Спрятаться в Крепости: новый роман Алешковского
Страна с непредсказуемым прошлым снова пытается разобраться со своим историческим наследием, ищет в прошлом корни сегодняшних проблем ― и по-прежнему ждёт ответов от литературы. Каждый писатель по-своему отвечает на этот запрос: Евгений Водолазкин пишет о русском средневековье, Людмила Улицкая рассказывает историю семьи, Ирина Богатырёва обращается к мифу. Не стал исключением и Пётр Алешковский, историк по образованию и автор романа «Крепость» (АСТ, Редакция Елены Шубиной, 2015), лауреат «Русского Букера» за 2016 год.
Бывший сотрудник местного музея, весь поглощённый научной работой, экспедициями и раскопками, не умеющий пользоваться гаджетами и зарабатывать деньги, главный герой романа Иван Мальцов так любит историю Золотой Орды, что видит её даже во сне. Но в маленьком городке Новгородской области некому разделить его любовь к фрескам и летописям. Коллеги с липовыми диссертациями, местные нувориши, мечтающие превратить город в туристический центр, и даже любимая супруга ― все хотят денег, пусть и нечестно заработанных. Мальцов же преследует благородную цель: сохранить уникальный памятник архитектуры, городскую крепость, спасти её от застройки, уговорить местных начальников выделить средства для реставрационных работ.
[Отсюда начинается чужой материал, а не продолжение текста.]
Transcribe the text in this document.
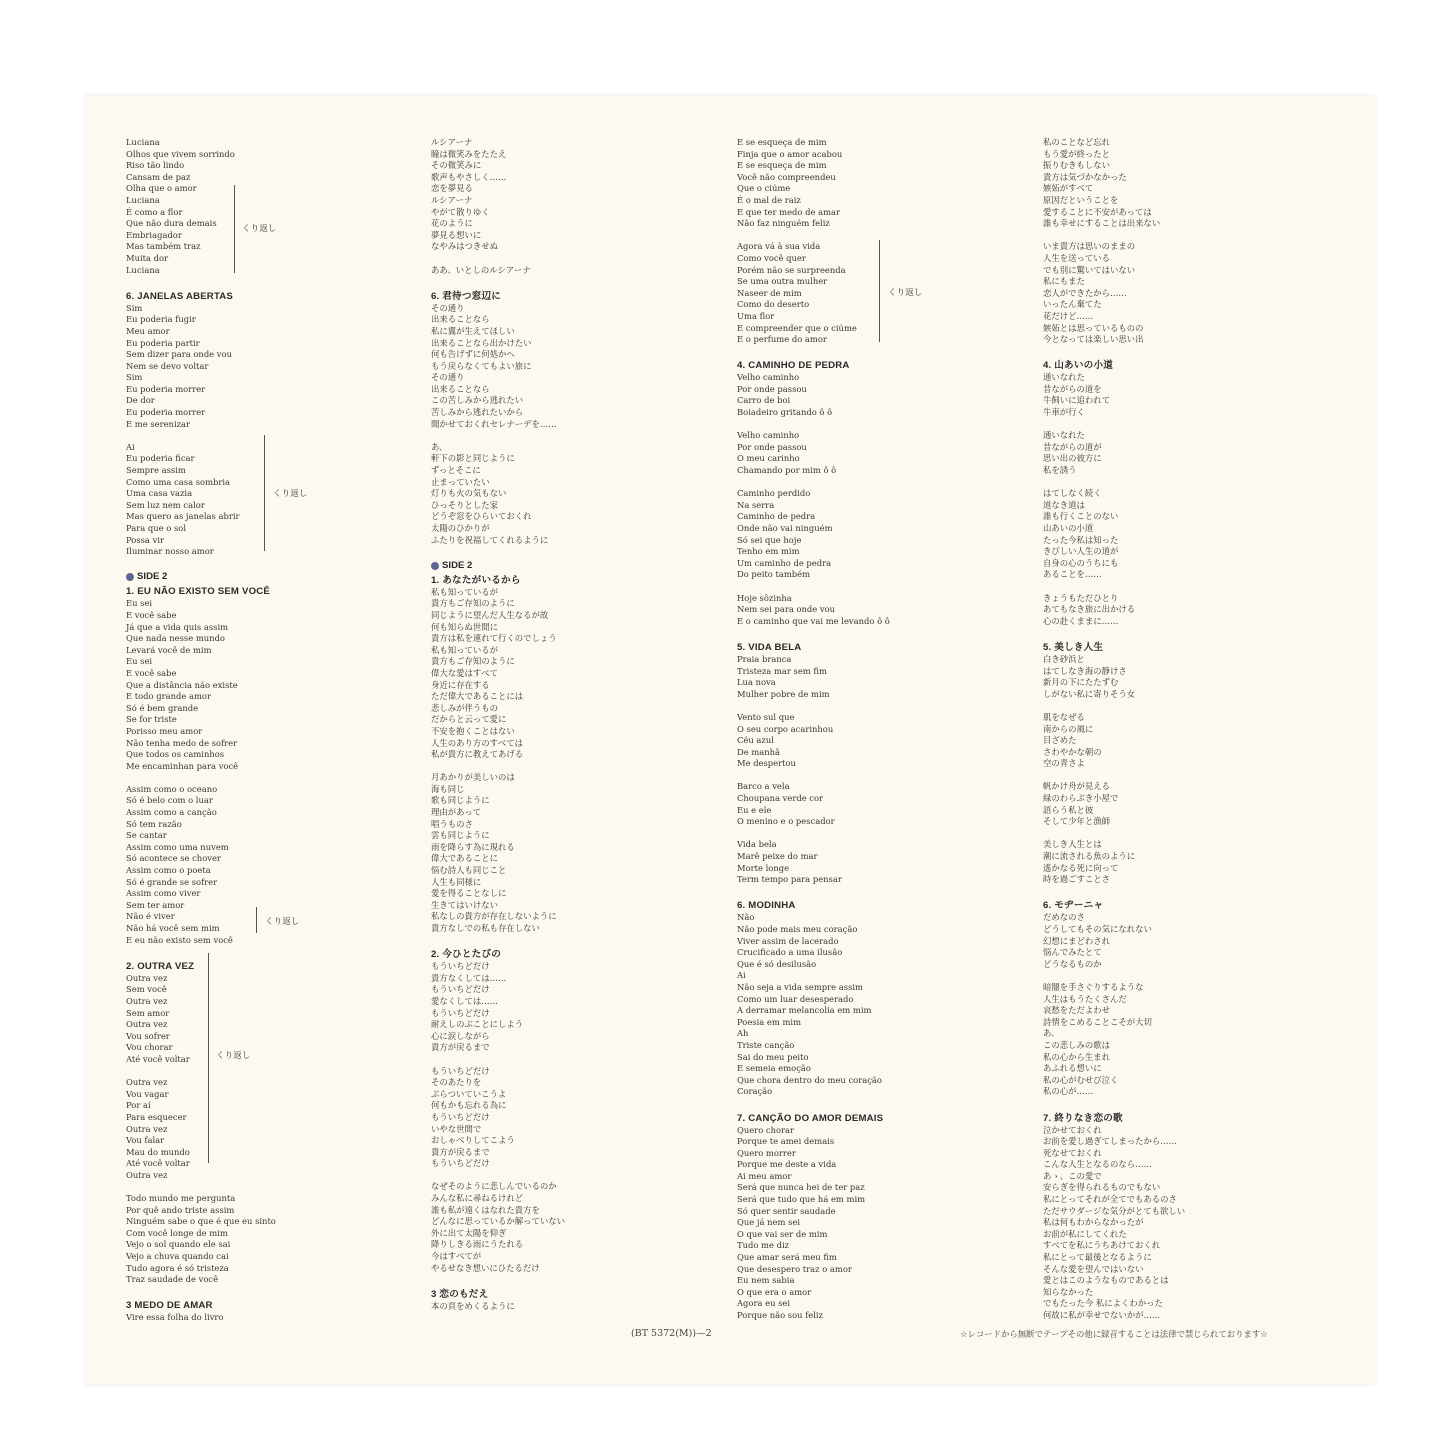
Luciana
Olhos que vivem sorrindo
Riso tão lindo
Cansam de paz
Olha que o amor
Luciana
É como a flor
Que não dura demais
Embriagador
Mas também traz
Muita dor
Luciana
6. JANELAS ABERTAS
Sim
Eu poderia fugir
Meu amor
Eu poderia partir
Sem dizer para onde vou
Nem se devo voltar
Sim
Eu poderia morrer
De dor
Eu poderia morrer
E me serenizar
Ai
Eu poderia ficar
Sempre assim
Como uma casa sombria
Uma casa vazia
Sem luz nem calor
Mas quero as janelas abrir
Para que o sol
Possa vir
Iluminar nosso amor
SIDE 2
1. EU NÃO EXISTO SEM VOCÊ
Eu sei
E você sabe
Já que a vida quis assim
Que nada nesse mundo
Levará você de mim
Eu sei
E você sabe
Que a distância não existe
E todo grande amor
Só é bem grande
Se for triste
Porisso meu amor
Não tenha medo de sofrer
Que todos os caminhos
Me encaminhan para você
Assim como o oceano
Só é belo com o luar
Assim como a canção
Só tem razão
Se cantar
Assim como uma nuvem
Só acontece se chover
Assim como o poeta
Só é grande se sofrer
Assim como viver
Sem ter amor
Não é viver
Não há você sem mim
E eu não existo sem você
2. OUTRA VEZ
Outra vez
Sem você
Outra vez
Sem amor
Outra vez
Vou sofrer
Vou chorar
Até você voltar
Outra vez
Vou vagar
Por aí
Para esquecer
Outra vez
Vou falar
Mau do mundo
Até você voltar
Outra vez
Todo mundo me pergunta
Por quê ando triste assim
Ninguém sabe o que é que eu sinto
Com você longe de mim
Vejo o sol quando ele sai
Vejo a chuva quando cai
Tudo agora é só tristeza
Traz saudade de você
3 MEDO DE AMAR
Vire essa folha do livro
ルシアーナ
瞳は微笑みをたたえ
その微笑みに
歌声もやさしく……
恋を夢見る
ルシアーナ
やがて散りゆく
花のように
夢見る想いに
なやみはつきせぬ
ああ、いとしのルシアーナ
6. 君待つ窓辺に
その通り
出来ることなら
私に翼が生えてほしい
出来ることなら出かけたい
何も告げずに何処かへ
もう戻らなくてもよい旅に
その通り
出来ることなら
この苦しみから逃れたい
苦しみから逃れたいから
聞かせておくれセレナーデを……
あ、
軒下の影と同じように
ずっとそこに
止まっていたい
灯りも火の気もない
ひっそりとした家
どうぞ窓をひらいておくれ
太陽のひかりが
ふたりを祝福してくれるように
SIDE 2
1. あなたがいるから
私も知っているが
貴方もご存知のように
同じように望んだ人生なるが故
何も知らぬ世間に
貴方は私を連れて行くのでしょう
私も知っているが
貴方もご存知のように
偉大な愛はすべて
身近に存在する
ただ偉大であることには
悲しみが伴うもの
だからと云って愛に
不安を抱くことはない
人生のあり方のすべては
私が貴方に教えてあげる
月あかりが美しいのは
海も同じ
歌も同じように
理由があって
唱うものさ
雲も同じように
雨を降らす為に現れる
偉大であることに
悩む詩人も同じこと
人生も同様に
愛を得ることなしに
生きてはいけない
私なしの貴方が存在しないように
貴方なしでの私も存在しない
2. 今ひとたびの
もういちどだけ
貴方なくしては……
もういちどだけ
愛なくしては……
もういちどだけ
耐えしのぶことにしよう
心に涙しながら
貴方が戻るまで
もういちどだけ
そのあたりを
ぶらついていこうよ
何もかも忘れる為に
もういちどだけ
いやな世間で
おしゃべりしてこよう
貴方が戻るまで
もういちどだけ
なぜそのように悲しんでいるのか
みんな私に尋ねるけれど
誰も私が遠くはなれた貴方を
どんなに思っているか解っていない
外に出て太陽を仰ぎ
降りしきる雨にうたれる
今はすべてが
やるせなき想いにひたるだけ
3 恋のもだえ
本の頁をめくるように
E se esqueça de mim
Finja que o amor acabou
E se esqueça de mim
Você não compreendeu
Que o ciúme
É o mal de raiz
E que ter medo de amar
Não faz ninguém feliz
Agora vá à sua vida
Como você quer
Porém não se surpreenda
Se uma outra mulher
Naseer de mim
Como do deserto
Uma flor
E compreender que o ciúme
E o perfume do amor
4. CAMINHO DE PEDRA
Velho caminho
Por onde passou
Carro de boi
Boiadeiro gritando ô ô
Velho caminho
Por onde passou
O meu carinho
Chamando por mim ô ô
Caminho perdido
Na serra
Caminho de pedra
Onde não vai ninguém
Só sei que hoje
Tenho em mim
Um caminho de pedra
Do peito também
Hoje sôzinha
Nem sei para onde vou
E o caminho que vai me levando ô ô
5. VIDA BELA
Praia branca
Tristeza mar sem fim
Lua nova
Mulher pobre de mim
Vento sul que
O seu corpo acarinhou
Céu azul
De manhã
Me despertou
Barco a vela
Choupana verde cor
Eu e ele
O menino e o pescador
Vida bela
Marê peixe do mar
Morte longe
Term tempo para pensar
6. MODINHA
Não
Não pode mais meu coração
Viver assim de lacerado
Crucificado a uma ilusão
Que é só desilusão
Ai
Não seja a vida sempre assim
Como um luar desesperado
A derramar melancolia em mim
Poesia em mim
Ah
Triste canção
Sai do meu peito
E semeia emoção
Que chora dentro do meu coração
Coração
7. CANÇÃO DO AMOR DEMAIS
Quero chorar
Porque te amei demais
Quero morrer
Porque me deste a vida
Ai meu amor
Será que nunca hei de ter paz
Será que tudo que há em mim
Só quer sentir saudade
Que já nem sei
O que vai ser de mim
Tudo me diz
Que amar será meu fim
Que desespero traz o amor
Eu nem sabia
O que era o amor
Agora eu sei
Porque não sou feliz
私のことなど忘れ
もう愛が終ったと
振りむきもしない
貴方は気づかなかった
嫉妬がすべて
原因だということを
愛することに不安があっては
誰も幸せにすることは出来ない
いま貴方は思いのままの
人生を送っている
でも別に驚いてはいない
私にもまた
恋人ができたから……
いったん棄てた
花だけど……
嫉妬とは思っているものの
今となっては楽しい思い出
4. 山あいの小道
通いなれた
昔ながらの道を
牛飼いに追われて
牛車が行く
通いなれた
昔ながらの道が
思い出の彼方に
私を誘う
はてしなく続く
道なき道は
誰も行くことのない
山あいの小道
たった今私は知った
きびしい人生の道が
自身の心のうちにも
あることを……
きょうもただひとり
あてもなき旅に出かける
心の赴くままに……
5. 美しき人生
白き砂浜と
はてしなき海の静けさ
新月の下にたたずむ
しがない私に寄りそう女
肌をなぜる
南からの風に
目ざめた
さわやかな朝の
空の青さよ
帆かけ舟が見える
緑のわらぶき小屋で
語らう私と彼
そして少年と漁師
美しき人生とは
潮に流される魚のように
遙かなる死に向って
時を過ごすことさ
6. モヂーニャ
だめなのさ
どうしてもその気になれない
幻想にまどわされ
悩んでみたとて
どうなるものか
暗闇を手さぐりするような
人生はもうたくさんだ
哀愁をただよわせ
詩情をこめることこそが大切
あ、
この悲しみの歌は
私の心から生まれ
あふれる想いに
私の心がむせび泣く
私の心が……
7. 終りなき恋の歌
泣かせておくれ
お前を愛し過ぎてしまったから……
死なせておくれ
こんな人生となるのなら……
あゝ、この愛で
安らぎを得られるものでもない
私にとってそれが全てでもあるのさ
ただサウダージな気分がとても欲しい
私は何もわからなかったが
お前が私にしてくれた
すべてを私にうちあけておくれ
私にとって最後となるように
そんな愛を望んではいない
愛とはこのようなものであるとは
知らなかった
でもたった今 私によくわかった
何故に私が幸せでないかが……
くり返し
くり返し
くり返し
くり返し
くり返し
(BT 5372(M))—2	☆レコードから無断でテープその他に録音することは法律で禁じられております☆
Мальцов честный, одинокий, никем не понятый ― и конечно, хороший. Все остальные ― плохие. В этом романе всё чётко поделено на чёрное и белое, образы статичны и недвусмысленны, здесь нет глубокого психологизма и духовного роста, весь сюжет строится вокруг судьбы крепости ― то есть перемены случаются не во внутреннем мире героя, а во внешнем. Историк Алешковский с прозрачной ясностью описывает ситуацию, очень похожую на реальное положение вещей в сфере науки.
Фото: Ug.ru |
Может быть, такая простота имеет свои плюсы: в мире неустойчивости, утраченных ориентиров и стёртых границ порой не хватает чего-то предсказуемого и понятного без лишних объяснений. Да только местами эта простота переходит в примитивность и пошлость ― здесь и эпитеты-клише вроде «глубоких глаз», «морозной свежести» и «лёгкой поступи», и неуместные грубые сравнения: «Ее щеки покраснели, маленькие груди, похожие на два граната, выпирали из майки, как войско, готовое сорваться в атаку. Она откидывала лезшую в глаза прядь одним резким движением, как конь, в нетерпении бьющий копытом».
А вот название романа только на первый взгляд кажется простым: оно говорит не только о старой крепости (которой, кстати, в городе-прототипе ― Торжке ― на самом деле нет), о памятнике архитектуры, который так дорог главному герою. Эта крепость ― не только символ культурных ценностей и традиции в городе недальновидных продажных чиновников (недаром автор всегда пишет Крепость с большой буквы). Крепость ― это ещё и символ идеализированного прошлого, воображаемого мира, где главный герой прячется от реального, в котором ему так трудно найти себе место.
Этот полусказочный мир похож на давно ушедшую эпоху, которую герой-историк старательно и с большой любовью реконструирует. Но мы никогда не узнаем прошлое до конца; чем дальше от нас эпоха, тем больше в её истории неясных страниц и вопросов без ответа ― а значит, и простора для фантазии. Ведь может же Мальцов приукрасить историю или даже выдать вместо факта красивую легенду, чтобы впечатлить женщину. Может и добавить никому достоверно не известных, но ярких подробностей вроде запахов, звуков, выражений лиц и погоды. Фантазии продолжаются и в красочных снах Мальцова, окончательно отрывая читателя от настоящей тоскливой жизни. В реальности героя бросила жена и уволил начальник, и он ищет утешения в бутылке водки и воспоминаниях юности. Зато во сне он же ― соучастник удивительных событий времён Золотой Орды, описанных с подлинным мастерством беллетриста.
Однако именно в этих снах и фантазиях герой черпает силы для того, чтобы проснуться утром, опохмелиться, привести себя в порядок и снова бороться с системой, добиваясь своей никому не понятной цели. С огромным трудом ему кое-что удаётся ― а значит, этот холодный и чуждый герою мир всё же становится лучше. Несмотря на общий пессимистичный тон, на протяжении всего шестисотстраничного романа автору удаётся сохранить надежду. И пожалуй, это лучшее, что есть в книге.